In terms of locality, no significant difference in the odds of smoking was observed in the 2015 and 2019 studies, while in 2011, the odds of smoking were lower in a rural area. The finding contrasts with an earlier survey in Malaysia37 and several studies from other countries that reported higher odds of smoking among rural dwellers41,42. These findings warrant detailed investigation to identify the actual contributing factors.

The present study also found a reduction in smoking prevalence among government employees from 2011 to 2019, although the association with the type of occupation was not significant. The smoke-free area policy in all government offices may have contributed to this; civil servants may have found it very difficult to smoke in their working areas, which forces them to quit smoking. In contrast, private employees and self-employed people may have favorable environments that allow smoking, which could have contributed to the higher prevalence and odds of smoking among them.

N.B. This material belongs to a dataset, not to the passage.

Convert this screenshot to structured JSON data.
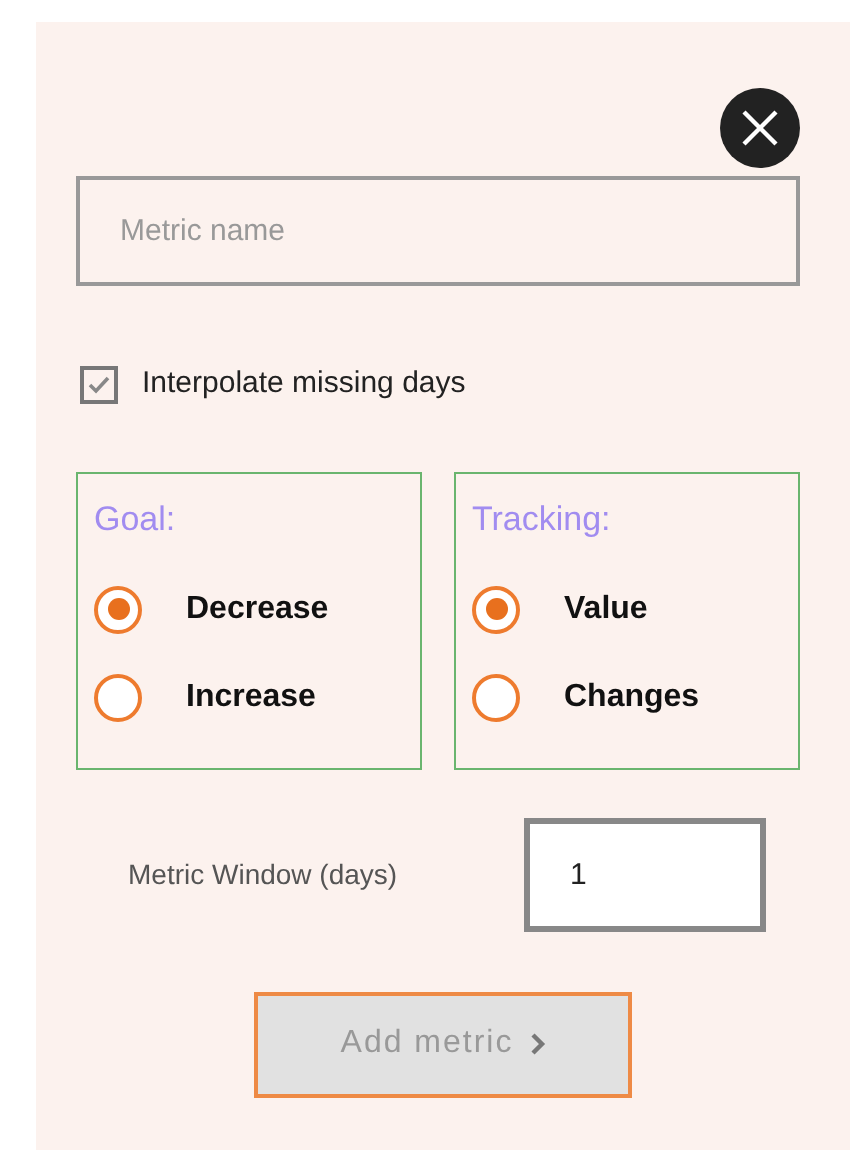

A consistent trend of smoking by ethnicity was observed in Malaysia throughout the three studies. The prevalence and odds of smoking were higher among Malays, ‘Other Bumiputras’, and ‘Other’. This is also consistent with the earlier study conducted in Malaysia. In NHMS or other national studies in Malaysia, ‘Other Bumiputras’ is mainly constituted by ethnic groups from East Malaysia. Non-Malaysian citizens constitute the main proportion of the ‘Other’ ethnic category. This finding indicates that the focus intervention on certain ethnicities should be strengthened considering their cultural background.

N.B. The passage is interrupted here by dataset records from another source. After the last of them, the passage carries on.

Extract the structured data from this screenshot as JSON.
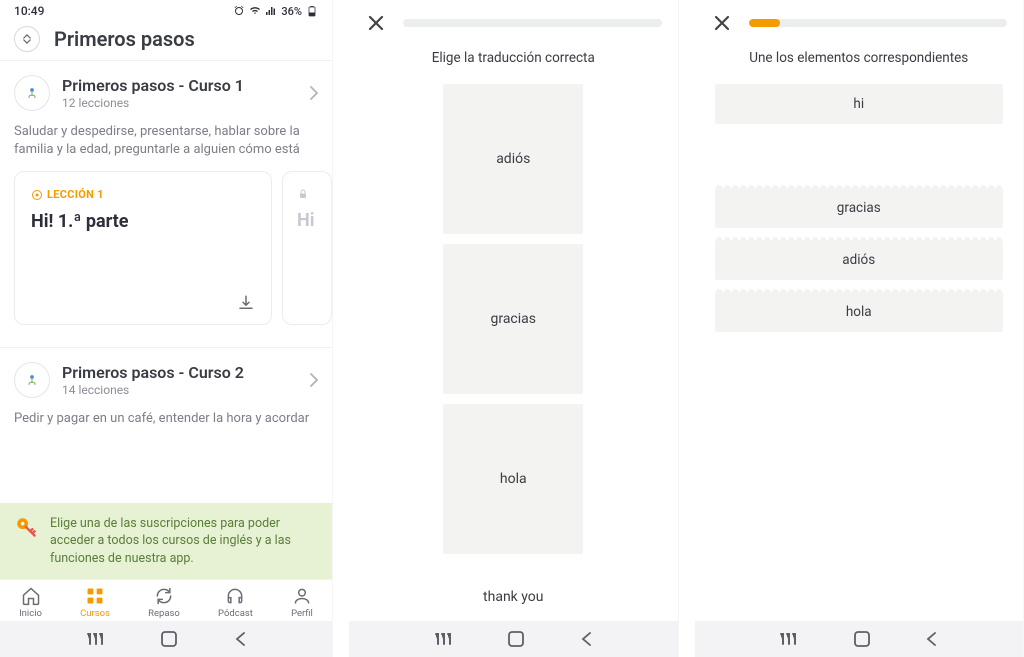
{
  "status": {
    "time": "10:49",
    "battery": "36%"
  },
  "screen1": {
    "title": "Primeros pasos",
    "course1": {
      "title": "Primeros pasos - Curso 1",
      "lessons": "12 lecciones",
      "desc": "Saludar y despedirse, presentarse, hablar sobre la familia y la edad, preguntarle a alguien cómo está"
    },
    "lesson_card": {
      "label": "LECCIÓN 1",
      "title": "Hi! 1.ª parte"
    },
    "lesson_peek": {
      "title": "Hi"
    },
    "course2": {
      "title": "Primeros pasos - Curso 2",
      "lessons": "14 lecciones",
      "desc": "Pedir y pagar en un café, entender la hora y acordar"
    },
    "sub_banner": "Elige una de las suscripciones para poder acceder a todos los cursos de inglés y a las funciones de nuestra app.",
    "nav": {
      "inicio": "Inicio",
      "cursos": "Cursos",
      "repaso": "Repaso",
      "podcast": "Pódcast",
      "perfil": "Perfil"
    }
  },
  "screen2": {
    "prompt": "Elige la traducción correcta",
    "options": [
      "adiós",
      "gracias",
      "hola"
    ],
    "answer": "thank you",
    "progress": 0
  },
  "screen3": {
    "prompt": "Une los elementos correspondientes",
    "top_item": "hi",
    "options": [
      "gracias",
      "adiós",
      "hola"
    ],
    "progress": 12
  }
}
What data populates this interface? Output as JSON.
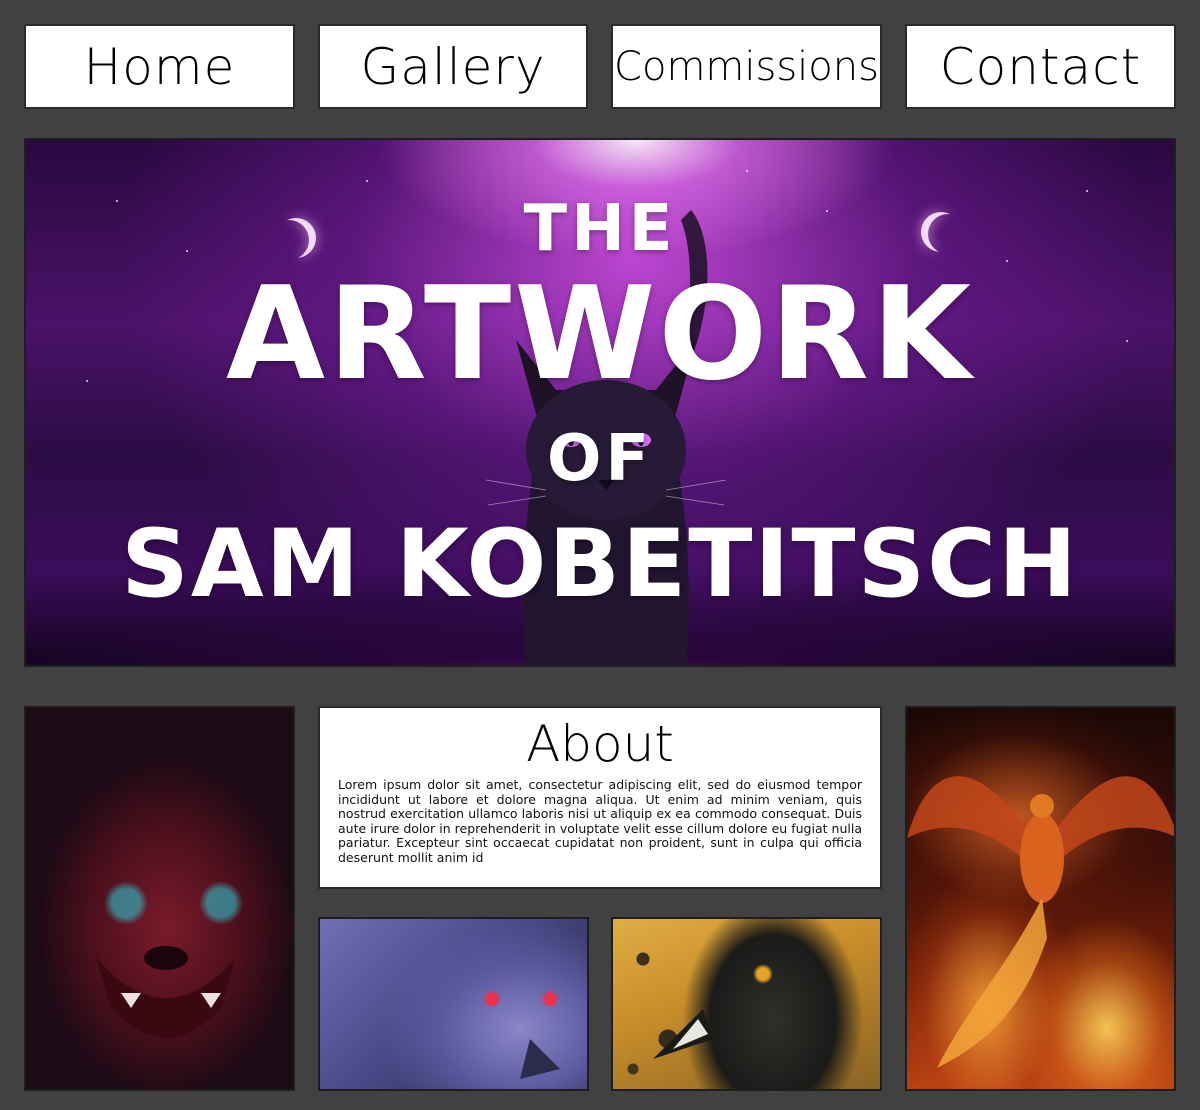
{
  "nav": {
    "home_label": "Home",
    "gallery_label": "Gallery",
    "commissions_label": "Commissions",
    "contact_label": "Contact"
  },
  "hero": {
    "line1": "THE",
    "line2": "ARTWORK",
    "line3": "OF",
    "line4": "SAM KOBETITSCH"
  },
  "about": {
    "title": "About",
    "body": "Lorem ipsum dolor sit amet, consectetur adipiscing elit, sed do eiusmod tempor incididunt ut labore et dolore magna aliqua. Ut enim ad minim veniam, quis nostrud exercitation ullamco laboris nisi ut aliquip ex ea commodo consequat. Duis aute irure dolor in reprehenderit in voluptate velit esse cillum dolore eu fugiat nulla pariatur. Excepteur sint occaecat cupidatat non proident, sunt in culpa qui officia deserunt mollit anim id"
  },
  "colors": {
    "page_background": "#414141",
    "panel_background": "#ffffff",
    "hero_accent": "#c040e0"
  },
  "icons": {
    "hero_art": "black-cat-artwork",
    "gallery_1": "red-lion-artwork",
    "gallery_2": "blue-wolf-artwork",
    "gallery_3": "raven-artwork",
    "gallery_4": "phoenix-artwork"
  }
}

Our study indicates that the smoking prevalence among male adults is still high. These findings suggest a need to strengthen current anti-smoking policies targeting male adults, in relation to their planning, implementation, and evaluation. On the other hand, smoking prevalence among female adults in Malaysia remains low.

Strengths and limitations

This study has a few limitations. First, the surveys being cross-sectional by design implies a limitation in measuring the actual risk of smoking. Secondly, smoking status was determined based on a self-reported method, without any biochemical verification, such as cotinine measurement in saliva or serum. However, the self-reported method has been considered the standard method for measuring tobacco use in a population study. This study has also a few strengths. The surveys being national surveys with large sample size, the robust method in sampling design and the high response rates in all three surveys were recognized as the strength in making any inference of the surveys to the country’s population.


There were slight changes in the association of smoking with some of the sociodemographic factors in the past decade in Malaysia. Stern measures and more aggressive strategies, especially on the hard policies, are needed to address all the risk factors in the prevention and control of smoking in the country.